SerCeMan / fontogen

Hey, Computer, Make Me a Font
https://serce.me/posts/02-10-2023-hey-computer-make-me-a-font
MIT License
442 stars 26 forks source link

Accidentially used Encoder instead of Decoder? #10

Closed DerEchteFeuerpfeil closed 6 months ago

DerEchteFeuerpfeil commented 6 months ago

Hey there, great project!

I have just one thing that I am not sure if I misunderstood or you did. You wanted to reproduce the architecture of IconShop, but to my understanding, IconShop is a decoder-only transformer (like a language model). Excerpt from their paper: image

I first thought you had a minor mistake in your blog post, but also there you wrote encoder-only: image

An encoder-only autoregressive transformer is self-contradictory, isn't it?

Also here, you took the xFormerEncoderConfig instead of the (imo) correct xFormerDecoderConfig. https://github.com/SerCeMan/fontogen/blob/de1e50b2b42ed17bbfe442949957dd001b5ba80e/model/model.py#L201-L227

I haven't thought this through what the implications are.

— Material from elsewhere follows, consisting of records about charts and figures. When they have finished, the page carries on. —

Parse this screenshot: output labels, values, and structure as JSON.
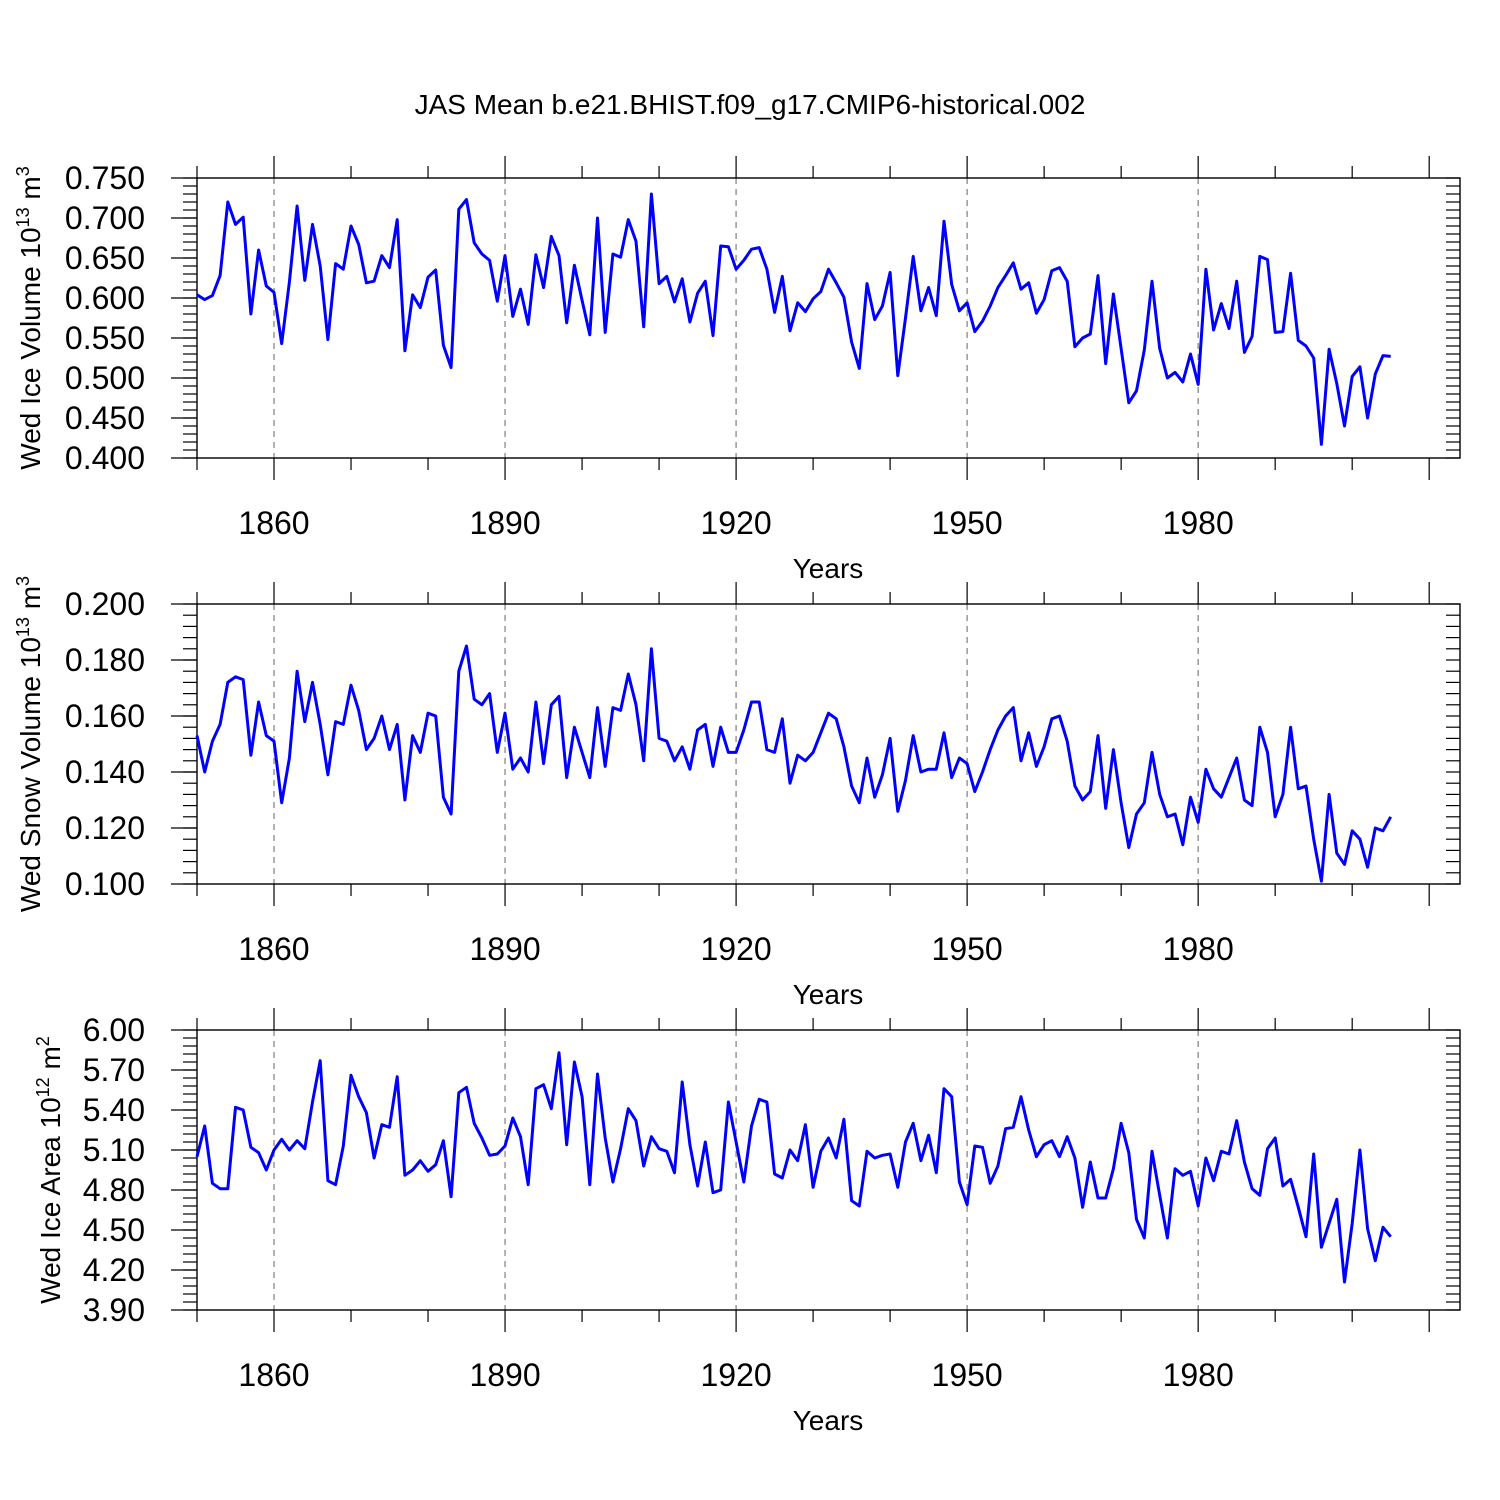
{
  "chart_data": [
    {
      "type": "line",
      "title": "JAS Mean b.e21.BHIST.f09_g17.CMIP6-historical.002",
      "xlabel": "Years",
      "ylabel": {
        "prefix": "Wed Ice Volume 10",
        "sup1": "13",
        "mid": " m",
        "sup2": "3"
      },
      "xlim": [
        1850,
        2014
      ],
      "ylim": [
        0.4,
        0.75
      ],
      "yticks": [
        "0.750",
        "0.700",
        "0.650",
        "0.600",
        "0.550",
        "0.500",
        "0.450",
        "0.400"
      ],
      "xticks": [
        "1860",
        "1890",
        "1920",
        "1950",
        "1980"
      ],
      "color": "#0000ff",
      "x_start": 1850,
      "values": [
        0.604,
        0.598,
        0.603,
        0.628,
        0.72,
        0.692,
        0.701,
        0.58,
        0.66,
        0.615,
        0.607,
        0.543,
        0.62,
        0.715,
        0.622,
        0.692,
        0.64,
        0.548,
        0.643,
        0.636,
        0.69,
        0.667,
        0.619,
        0.621,
        0.653,
        0.638,
        0.698,
        0.534,
        0.604,
        0.588,
        0.626,
        0.635,
        0.541,
        0.513,
        0.711,
        0.723,
        0.669,
        0.655,
        0.647,
        0.596,
        0.653,
        0.577,
        0.611,
        0.567,
        0.654,
        0.613,
        0.677,
        0.653,
        0.569,
        0.641,
        0.597,
        0.554,
        0.7,
        0.557,
        0.655,
        0.651,
        0.698,
        0.671,
        0.564,
        0.73,
        0.618,
        0.627,
        0.595,
        0.624,
        0.57,
        0.606,
        0.621,
        0.553,
        0.665,
        0.664,
        0.636,
        0.647,
        0.661,
        0.663,
        0.636,
        0.582,
        0.627,
        0.559,
        0.594,
        0.583,
        0.599,
        0.608,
        0.636,
        0.619,
        0.601,
        0.545,
        0.512,
        0.618,
        0.573,
        0.59,
        0.632,
        0.503,
        0.575,
        0.652,
        0.584,
        0.613,
        0.578,
        0.696,
        0.617,
        0.584,
        0.594,
        0.558,
        0.571,
        0.59,
        0.613,
        0.628,
        0.644,
        0.611,
        0.619,
        0.581,
        0.598,
        0.634,
        0.638,
        0.621,
        0.539,
        0.55,
        0.555,
        0.628,
        0.518,
        0.605,
        0.537,
        0.469,
        0.484,
        0.535,
        0.621,
        0.537,
        0.5,
        0.507,
        0.495,
        0.53,
        0.492,
        0.636,
        0.56,
        0.593,
        0.562,
        0.621,
        0.532,
        0.552,
        0.652,
        0.648,
        0.557,
        0.558,
        0.631,
        0.547,
        0.54,
        0.525,
        0.417,
        0.536,
        0.493,
        0.44,
        0.502,
        0.514,
        0.45,
        0.505,
        0.528,
        0.527
      ]
    },
    {
      "type": "line",
      "title": "",
      "xlabel": "Years",
      "ylabel": {
        "prefix": "Wed Snow Volume 10",
        "sup1": "13",
        "mid": " m",
        "sup2": "3"
      },
      "xlim": [
        1850,
        2014
      ],
      "ylim": [
        0.1,
        0.2
      ],
      "yticks": [
        "0.200",
        "0.180",
        "0.160",
        "0.140",
        "0.120",
        "0.100"
      ],
      "xticks": [
        "1860",
        "1890",
        "1920",
        "1950",
        "1980"
      ],
      "color": "#0000ff",
      "x_start": 1850,
      "values": [
        0.153,
        0.14,
        0.151,
        0.157,
        0.172,
        0.174,
        0.173,
        0.146,
        0.165,
        0.153,
        0.151,
        0.129,
        0.145,
        0.176,
        0.158,
        0.172,
        0.157,
        0.139,
        0.158,
        0.157,
        0.171,
        0.162,
        0.148,
        0.152,
        0.16,
        0.148,
        0.157,
        0.13,
        0.153,
        0.147,
        0.161,
        0.16,
        0.131,
        0.125,
        0.176,
        0.185,
        0.166,
        0.164,
        0.168,
        0.147,
        0.161,
        0.141,
        0.145,
        0.14,
        0.165,
        0.143,
        0.164,
        0.167,
        0.138,
        0.156,
        0.147,
        0.138,
        0.163,
        0.142,
        0.163,
        0.162,
        0.175,
        0.164,
        0.144,
        0.184,
        0.152,
        0.151,
        0.144,
        0.149,
        0.141,
        0.155,
        0.157,
        0.142,
        0.156,
        0.147,
        0.147,
        0.155,
        0.165,
        0.165,
        0.148,
        0.147,
        0.159,
        0.136,
        0.146,
        0.144,
        0.147,
        0.154,
        0.161,
        0.159,
        0.149,
        0.135,
        0.129,
        0.145,
        0.131,
        0.139,
        0.152,
        0.126,
        0.137,
        0.153,
        0.14,
        0.141,
        0.141,
        0.154,
        0.138,
        0.145,
        0.143,
        0.133,
        0.14,
        0.148,
        0.155,
        0.16,
        0.163,
        0.144,
        0.154,
        0.142,
        0.149,
        0.159,
        0.16,
        0.151,
        0.135,
        0.13,
        0.133,
        0.153,
        0.127,
        0.148,
        0.129,
        0.113,
        0.125,
        0.129,
        0.147,
        0.132,
        0.124,
        0.125,
        0.114,
        0.131,
        0.122,
        0.141,
        0.134,
        0.131,
        0.138,
        0.145,
        0.13,
        0.128,
        0.156,
        0.147,
        0.124,
        0.132,
        0.156,
        0.134,
        0.135,
        0.116,
        0.101,
        0.132,
        0.111,
        0.107,
        0.119,
        0.116,
        0.106,
        0.12,
        0.119,
        0.124
      ]
    },
    {
      "type": "line",
      "title": "",
      "xlabel": "Years",
      "ylabel": {
        "prefix": "Wed Ice Area 10",
        "sup1": "12",
        "mid": " m",
        "sup2": "2"
      },
      "xlim": [
        1850,
        2014
      ],
      "ylim": [
        3.9,
        6.0
      ],
      "yticks": [
        "6.00",
        "5.70",
        "5.40",
        "5.10",
        "4.80",
        "4.50",
        "4.20",
        "3.90"
      ],
      "xticks": [
        "1860",
        "1890",
        "1920",
        "1950",
        "1980"
      ],
      "color": "#0000ff",
      "x_start": 1850,
      "values": [
        5.05,
        5.28,
        4.85,
        4.81,
        4.81,
        5.42,
        5.4,
        5.12,
        5.08,
        4.95,
        5.1,
        5.18,
        5.1,
        5.17,
        5.11,
        5.46,
        5.77,
        4.87,
        4.84,
        5.13,
        5.66,
        5.5,
        5.38,
        5.04,
        5.29,
        5.27,
        5.65,
        4.91,
        4.95,
        5.02,
        4.94,
        4.99,
        5.17,
        4.75,
        5.53,
        5.57,
        5.3,
        5.19,
        5.06,
        5.07,
        5.13,
        5.34,
        5.2,
        4.84,
        5.56,
        5.59,
        5.41,
        5.83,
        5.14,
        5.76,
        5.5,
        4.84,
        5.67,
        5.19,
        4.86,
        5.11,
        5.41,
        5.32,
        4.98,
        5.2,
        5.11,
        5.09,
        4.93,
        5.61,
        5.14,
        4.83,
        5.16,
        4.78,
        4.8,
        5.46,
        5.16,
        4.86,
        5.28,
        5.48,
        5.46,
        4.92,
        4.89,
        5.1,
        5.02,
        5.29,
        4.82,
        5.09,
        5.19,
        5.04,
        5.33,
        4.72,
        4.68,
        5.09,
        5.04,
        5.06,
        5.07,
        4.82,
        5.16,
        5.3,
        5.02,
        5.21,
        4.93,
        5.56,
        5.5,
        4.86,
        4.69,
        5.13,
        5.12,
        4.85,
        4.98,
        5.26,
        5.27,
        5.5,
        5.25,
        5.05,
        5.14,
        5.17,
        5.05,
        5.2,
        5.04,
        4.67,
        5.01,
        4.74,
        4.74,
        4.96,
        5.3,
        5.08,
        4.58,
        4.44,
        5.09,
        4.76,
        4.44,
        4.96,
        4.91,
        4.94,
        4.68,
        5.04,
        4.87,
        5.09,
        5.07,
        5.32,
        5.01,
        4.81,
        4.76,
        5.11,
        5.19,
        4.83,
        4.88,
        4.67,
        4.45,
        5.07,
        4.37,
        4.55,
        4.73,
        4.11,
        4.55,
        5.1,
        4.51,
        4.27,
        4.52,
        4.45
      ]
    }
  ]
}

You correctly used causal attention, so there should not be issues on that front. There might not even be an issue at all, as decoders (without cross-attention) are kinda just encoders with causal attention masking, but I don't know the xformers library and its inner workings. Just wanted to set the mental model straight.

Thanks for releasing your code and project!

SerCeMan commented 6 months ago

Hey, @DerEchteFeuerpfeil! The article should indeed be saying decoder-only. Thank you for this, I'll fix it up!

Implementation-wise, if I understand correctly, there is no other way to implement a decoder-only transformer in xFormers, at least until this lands https://github.com/facebookresearch/xformers/issues/617.

DerEchteFeuerpfeil commented 6 months ago

Alright, makes sense! Does not speak for the library that a decoder-only architecture issue is open for >1y 😅

When re-implementing parts of this for my project I used x_transformers by lucidrains instead.

I'll close this issue for now, as it has served its purpose. Cheers!